Bruxelles (Belgique), 22 janvier 2003 – La Commission européenne a proposé des réformes sur son programme, contesté, de subventions agricoles qui s’élève à 42 milliards d’euros : des mesures qui permettraient d’utiliser une partie de l’argent des subventions accordées aux grandes exploitations pour promouvoir le développement rural et la qualité des aliments.

« Cette réforme a un objectif, donner du sens aux subventions agricoles pour nos agriculteurs, consommateurs et contribuables », a affirmé à Bruxelles le commissaire à l’Agriculture Franz Fischler.

L’objectif de ce plan est de mettre fin à la pratique, depuis des dizaines d’années, de subventions aux agriculteurs en fonction de leur production. Cette pratique est très critiquée parce qu’elle encouragerait la surproduction sans tenir compte des conditions du marché.

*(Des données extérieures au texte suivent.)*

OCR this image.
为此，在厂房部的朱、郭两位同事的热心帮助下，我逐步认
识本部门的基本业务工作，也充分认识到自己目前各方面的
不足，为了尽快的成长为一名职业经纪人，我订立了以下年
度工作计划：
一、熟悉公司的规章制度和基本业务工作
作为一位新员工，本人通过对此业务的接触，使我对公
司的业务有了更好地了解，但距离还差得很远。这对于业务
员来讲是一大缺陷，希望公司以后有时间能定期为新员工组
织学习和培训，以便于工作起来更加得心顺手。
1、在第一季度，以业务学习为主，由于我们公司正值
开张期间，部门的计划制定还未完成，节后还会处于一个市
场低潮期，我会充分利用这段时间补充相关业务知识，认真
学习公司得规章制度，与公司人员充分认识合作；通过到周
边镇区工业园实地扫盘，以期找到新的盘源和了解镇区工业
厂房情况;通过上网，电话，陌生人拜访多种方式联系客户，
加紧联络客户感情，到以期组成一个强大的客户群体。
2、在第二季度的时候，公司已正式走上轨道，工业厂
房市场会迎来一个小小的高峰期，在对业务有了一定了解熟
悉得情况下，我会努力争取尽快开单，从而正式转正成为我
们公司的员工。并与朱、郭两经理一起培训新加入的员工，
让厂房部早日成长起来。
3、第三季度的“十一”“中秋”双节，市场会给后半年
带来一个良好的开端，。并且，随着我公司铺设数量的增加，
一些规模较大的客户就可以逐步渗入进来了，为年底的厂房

Au lieu de cela, les agriculteurs se verraient attribuer une seule subvention en fonction de la taille de leur exploitation, et non plus sur les niveaux de production, mais M. Fischler a insisté sur le fait que ces programmes « n’allaient pas payer des agriculteurs qui ne feraient absolument rien ».

Les subventions seraient aussi liées à la manière dont les exploitants répondront à des critères de sécurité alimentaire, de protection de l’environnement et du bien-être des animaux.

Les paiements directs aux grandes exploitations seront progressivement réduits à partir de 2007, avec l’objectif d’attribuer plus d’argent au développement rural pour les régions agricoles les plus pauvres de l’Europe.

Des coupures seront également faites sur les prix fixes que l’Union européenne garantit pour des produits tels que les céréales, le lait et le riz.

Selon M. Fischler, ces réformes rendront le système plus juste, permettront de diminuer le gaspillage, et renforceront la position de l’UE dans la perspective des négociations au sein de l’Organisation mondiale du commerce (OMC) où le programme de subvention est souvent la cible de critiques de la part de concurrents comme les Etats-Unis ou le Canada.

Les pays en voie de développement reprochent aussi à la Politique agricole commune de nuire de manière inéquitable à leurs exportations.

Ce nouveau système ne va pas altérer le commerce international et ne nuira pas aux pays en voie de développpement, a affirmé M. Fischler. « Cela va optimiser le capital de négociations de l’UE dans l’OMC ».